What are the advantages of using the robust variance estimator over
the standard maximum-likelihood variance estimator in logistic regression?
|
Title
|
|
Advantages of the robust variance estimator
|
|
Author
|
Bill Sribney, StataCorp
|
|
Date
|
January 1998
|
I once overheard a famous statistician say the robust variance
estimator for (unclustered) logistic regression is stupid. His reason was
that if the outcome variable is binary then it’s got to be a Bernoulli
distribution. It’s not like linear regression with data that stand a
good chance of being nonnormal and heteroskedastic.

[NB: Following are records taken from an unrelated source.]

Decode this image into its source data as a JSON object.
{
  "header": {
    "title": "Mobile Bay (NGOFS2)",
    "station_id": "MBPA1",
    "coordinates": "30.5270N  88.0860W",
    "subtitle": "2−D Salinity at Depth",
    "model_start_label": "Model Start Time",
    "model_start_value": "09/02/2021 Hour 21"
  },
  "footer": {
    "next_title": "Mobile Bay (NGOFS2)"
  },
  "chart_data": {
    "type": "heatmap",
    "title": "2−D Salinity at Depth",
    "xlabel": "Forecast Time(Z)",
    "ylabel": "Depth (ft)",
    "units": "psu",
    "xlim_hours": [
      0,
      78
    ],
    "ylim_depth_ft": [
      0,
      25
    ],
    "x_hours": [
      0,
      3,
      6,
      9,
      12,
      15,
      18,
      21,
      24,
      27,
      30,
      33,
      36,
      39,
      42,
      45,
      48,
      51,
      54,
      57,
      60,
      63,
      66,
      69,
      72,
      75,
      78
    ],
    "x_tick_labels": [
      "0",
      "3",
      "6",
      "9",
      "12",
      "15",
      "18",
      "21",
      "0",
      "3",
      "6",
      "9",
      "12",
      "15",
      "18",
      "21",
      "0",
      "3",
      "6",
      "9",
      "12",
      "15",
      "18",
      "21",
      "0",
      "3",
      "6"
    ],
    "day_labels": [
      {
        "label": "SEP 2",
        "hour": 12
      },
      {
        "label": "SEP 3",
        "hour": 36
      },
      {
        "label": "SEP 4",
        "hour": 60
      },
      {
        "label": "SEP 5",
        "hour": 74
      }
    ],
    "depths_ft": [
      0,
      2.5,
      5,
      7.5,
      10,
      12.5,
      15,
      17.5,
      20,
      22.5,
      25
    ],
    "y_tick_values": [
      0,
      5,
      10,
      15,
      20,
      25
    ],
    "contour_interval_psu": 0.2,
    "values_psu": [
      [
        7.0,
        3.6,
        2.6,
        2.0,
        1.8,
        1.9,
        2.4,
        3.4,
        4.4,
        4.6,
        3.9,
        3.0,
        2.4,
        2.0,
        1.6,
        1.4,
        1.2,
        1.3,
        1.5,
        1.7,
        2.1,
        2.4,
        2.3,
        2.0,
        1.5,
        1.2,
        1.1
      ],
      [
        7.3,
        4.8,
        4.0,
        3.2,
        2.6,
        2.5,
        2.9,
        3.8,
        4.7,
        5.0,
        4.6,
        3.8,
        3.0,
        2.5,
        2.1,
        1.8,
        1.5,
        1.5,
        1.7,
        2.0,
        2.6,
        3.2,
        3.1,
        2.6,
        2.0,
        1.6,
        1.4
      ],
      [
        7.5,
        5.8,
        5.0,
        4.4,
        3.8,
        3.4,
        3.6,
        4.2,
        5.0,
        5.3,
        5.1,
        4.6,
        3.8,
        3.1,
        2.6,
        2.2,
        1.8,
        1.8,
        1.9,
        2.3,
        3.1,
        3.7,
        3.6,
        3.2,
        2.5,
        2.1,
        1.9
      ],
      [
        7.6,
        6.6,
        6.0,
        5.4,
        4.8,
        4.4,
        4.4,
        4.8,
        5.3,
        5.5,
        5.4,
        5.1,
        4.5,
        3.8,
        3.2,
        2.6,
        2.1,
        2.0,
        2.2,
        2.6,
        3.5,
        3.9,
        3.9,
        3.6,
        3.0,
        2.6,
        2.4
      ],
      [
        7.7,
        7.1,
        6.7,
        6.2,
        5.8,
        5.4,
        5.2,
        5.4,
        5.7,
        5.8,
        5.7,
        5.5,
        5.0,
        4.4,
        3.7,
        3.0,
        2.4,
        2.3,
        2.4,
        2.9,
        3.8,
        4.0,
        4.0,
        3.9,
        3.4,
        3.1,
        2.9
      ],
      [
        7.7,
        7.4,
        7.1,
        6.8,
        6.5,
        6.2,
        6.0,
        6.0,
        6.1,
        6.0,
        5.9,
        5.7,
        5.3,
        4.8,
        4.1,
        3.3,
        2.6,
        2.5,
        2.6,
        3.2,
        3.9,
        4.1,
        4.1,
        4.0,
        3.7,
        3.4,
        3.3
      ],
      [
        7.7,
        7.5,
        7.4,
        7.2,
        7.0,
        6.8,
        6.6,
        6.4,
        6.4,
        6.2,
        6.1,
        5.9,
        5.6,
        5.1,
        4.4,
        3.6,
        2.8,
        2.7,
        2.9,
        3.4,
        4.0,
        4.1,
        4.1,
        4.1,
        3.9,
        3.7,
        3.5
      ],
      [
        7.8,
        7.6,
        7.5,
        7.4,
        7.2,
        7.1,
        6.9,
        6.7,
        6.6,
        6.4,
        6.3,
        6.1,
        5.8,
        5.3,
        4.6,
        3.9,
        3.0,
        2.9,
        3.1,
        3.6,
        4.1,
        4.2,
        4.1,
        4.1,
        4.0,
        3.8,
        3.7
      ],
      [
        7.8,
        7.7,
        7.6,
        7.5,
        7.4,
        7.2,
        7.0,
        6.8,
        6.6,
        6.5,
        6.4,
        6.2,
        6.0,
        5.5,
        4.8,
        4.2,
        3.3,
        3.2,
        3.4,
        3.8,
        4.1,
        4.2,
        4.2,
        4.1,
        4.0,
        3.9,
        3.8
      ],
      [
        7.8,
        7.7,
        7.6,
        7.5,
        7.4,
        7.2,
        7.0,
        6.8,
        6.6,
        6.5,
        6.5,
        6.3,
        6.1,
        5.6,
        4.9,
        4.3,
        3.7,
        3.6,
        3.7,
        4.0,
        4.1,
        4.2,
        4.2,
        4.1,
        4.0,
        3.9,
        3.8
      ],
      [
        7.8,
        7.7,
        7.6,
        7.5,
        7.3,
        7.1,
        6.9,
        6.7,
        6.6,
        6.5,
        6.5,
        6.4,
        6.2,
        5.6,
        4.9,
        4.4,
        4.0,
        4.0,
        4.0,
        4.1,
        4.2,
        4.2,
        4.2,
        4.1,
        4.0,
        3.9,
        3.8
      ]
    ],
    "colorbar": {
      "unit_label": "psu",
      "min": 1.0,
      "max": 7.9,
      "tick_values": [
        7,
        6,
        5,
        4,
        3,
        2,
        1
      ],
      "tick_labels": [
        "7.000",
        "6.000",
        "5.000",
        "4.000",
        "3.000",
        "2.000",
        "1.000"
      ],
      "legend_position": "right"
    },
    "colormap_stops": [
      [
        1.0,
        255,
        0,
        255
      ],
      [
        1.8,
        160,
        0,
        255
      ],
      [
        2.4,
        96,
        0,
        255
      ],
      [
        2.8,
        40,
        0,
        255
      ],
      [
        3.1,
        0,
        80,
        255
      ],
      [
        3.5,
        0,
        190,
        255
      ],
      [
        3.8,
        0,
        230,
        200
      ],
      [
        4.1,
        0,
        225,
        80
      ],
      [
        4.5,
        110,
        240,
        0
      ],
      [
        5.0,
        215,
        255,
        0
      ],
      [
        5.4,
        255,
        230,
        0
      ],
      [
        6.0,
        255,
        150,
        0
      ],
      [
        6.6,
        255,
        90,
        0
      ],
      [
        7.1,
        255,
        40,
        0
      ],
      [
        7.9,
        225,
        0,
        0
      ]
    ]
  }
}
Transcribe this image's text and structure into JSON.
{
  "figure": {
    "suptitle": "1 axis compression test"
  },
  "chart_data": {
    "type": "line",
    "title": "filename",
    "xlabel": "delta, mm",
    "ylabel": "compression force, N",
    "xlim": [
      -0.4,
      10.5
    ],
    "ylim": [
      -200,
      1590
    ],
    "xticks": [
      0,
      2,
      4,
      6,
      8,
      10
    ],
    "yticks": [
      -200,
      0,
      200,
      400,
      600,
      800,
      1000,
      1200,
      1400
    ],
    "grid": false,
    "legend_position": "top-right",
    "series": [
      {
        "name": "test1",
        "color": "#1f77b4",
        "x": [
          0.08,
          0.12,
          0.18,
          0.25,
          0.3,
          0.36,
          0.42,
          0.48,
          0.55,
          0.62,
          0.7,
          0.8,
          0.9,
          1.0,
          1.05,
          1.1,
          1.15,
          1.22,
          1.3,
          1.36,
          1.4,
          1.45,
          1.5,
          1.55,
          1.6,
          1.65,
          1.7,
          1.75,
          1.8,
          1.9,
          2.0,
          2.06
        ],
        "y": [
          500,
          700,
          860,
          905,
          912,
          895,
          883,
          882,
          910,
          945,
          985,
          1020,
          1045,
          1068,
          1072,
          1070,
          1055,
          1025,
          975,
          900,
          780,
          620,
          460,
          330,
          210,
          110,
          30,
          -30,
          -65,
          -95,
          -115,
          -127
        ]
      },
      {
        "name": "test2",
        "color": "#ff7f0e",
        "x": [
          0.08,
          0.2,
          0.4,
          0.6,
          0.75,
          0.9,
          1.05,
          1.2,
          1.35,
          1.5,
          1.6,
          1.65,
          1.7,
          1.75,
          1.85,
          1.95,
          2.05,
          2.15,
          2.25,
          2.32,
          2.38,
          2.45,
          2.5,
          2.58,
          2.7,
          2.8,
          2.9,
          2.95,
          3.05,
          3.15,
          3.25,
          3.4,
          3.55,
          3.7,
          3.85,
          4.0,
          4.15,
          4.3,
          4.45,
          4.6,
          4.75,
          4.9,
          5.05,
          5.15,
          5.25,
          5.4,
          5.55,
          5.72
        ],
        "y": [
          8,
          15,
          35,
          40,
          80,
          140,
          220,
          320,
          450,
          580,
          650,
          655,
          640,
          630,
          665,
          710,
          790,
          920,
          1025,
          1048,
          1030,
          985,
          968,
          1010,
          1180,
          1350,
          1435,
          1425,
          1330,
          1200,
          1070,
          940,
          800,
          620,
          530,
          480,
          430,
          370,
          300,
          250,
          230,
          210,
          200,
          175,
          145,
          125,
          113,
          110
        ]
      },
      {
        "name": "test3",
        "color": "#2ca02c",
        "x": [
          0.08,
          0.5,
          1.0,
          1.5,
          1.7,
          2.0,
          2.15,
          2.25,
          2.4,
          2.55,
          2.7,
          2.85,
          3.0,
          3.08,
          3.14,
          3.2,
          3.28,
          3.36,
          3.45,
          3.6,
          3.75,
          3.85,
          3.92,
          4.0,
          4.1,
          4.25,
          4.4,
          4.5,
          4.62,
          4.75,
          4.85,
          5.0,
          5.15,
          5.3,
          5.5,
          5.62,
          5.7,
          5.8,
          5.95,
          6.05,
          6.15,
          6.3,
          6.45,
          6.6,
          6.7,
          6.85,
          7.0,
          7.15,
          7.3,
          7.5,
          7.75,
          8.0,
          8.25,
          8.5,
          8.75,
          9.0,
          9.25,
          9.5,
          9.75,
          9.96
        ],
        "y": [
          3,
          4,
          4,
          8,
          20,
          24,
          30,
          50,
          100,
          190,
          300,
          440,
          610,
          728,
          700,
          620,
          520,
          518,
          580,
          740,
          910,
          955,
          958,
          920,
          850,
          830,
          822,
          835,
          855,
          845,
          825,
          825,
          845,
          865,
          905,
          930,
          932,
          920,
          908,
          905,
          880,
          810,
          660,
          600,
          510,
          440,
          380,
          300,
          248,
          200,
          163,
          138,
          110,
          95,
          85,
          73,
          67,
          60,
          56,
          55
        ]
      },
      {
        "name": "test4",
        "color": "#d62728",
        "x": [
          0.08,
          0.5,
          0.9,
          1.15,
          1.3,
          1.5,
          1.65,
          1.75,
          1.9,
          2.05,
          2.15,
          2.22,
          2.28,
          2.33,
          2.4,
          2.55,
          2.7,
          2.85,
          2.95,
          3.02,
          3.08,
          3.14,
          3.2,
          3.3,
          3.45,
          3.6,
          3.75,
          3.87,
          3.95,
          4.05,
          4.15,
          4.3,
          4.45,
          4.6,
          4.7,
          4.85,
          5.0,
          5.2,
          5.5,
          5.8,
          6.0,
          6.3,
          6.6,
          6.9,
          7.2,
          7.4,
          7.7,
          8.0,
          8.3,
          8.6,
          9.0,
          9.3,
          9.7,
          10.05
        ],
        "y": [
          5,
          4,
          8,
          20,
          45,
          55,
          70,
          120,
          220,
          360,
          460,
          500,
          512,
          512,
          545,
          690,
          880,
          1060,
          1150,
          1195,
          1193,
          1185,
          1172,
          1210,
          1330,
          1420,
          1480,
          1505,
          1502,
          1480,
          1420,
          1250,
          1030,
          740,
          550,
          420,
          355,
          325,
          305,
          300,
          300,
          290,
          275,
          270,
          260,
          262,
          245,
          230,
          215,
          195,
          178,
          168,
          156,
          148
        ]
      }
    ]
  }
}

Well, it’s not as simple as this; there are a bunch of subtle
nuisances. Let me lay them out here. I'm sure the famous
statistician is aware of them, but they don’t necessarily lead to his
conclusion.
It’s true that it has got to be a Bernoulli distribution. That
is, if Yi is a random variable for the outcome of the
i-th unit, then
P(Yi=1) = pi
or, equivalently,
E(Yi) = pi
This has to be true. Note how I indexed the RHS by i. The
term pi is dependent on i. It’s certainly
not true in general that P(Yi=1) = p, where p is a
constant independent of i.
In logistic regression, we model pi with a likelihood that
assumes
logit(pi) = xi*b
So these are our assumptions:
- The logit link function is correct.
- logit(pi) = xi*b; i.e., that the relation
is linear and all necessary predictors are in the model; i.e., the
model is correctly specified.
- The i=1,..., N observations are independent.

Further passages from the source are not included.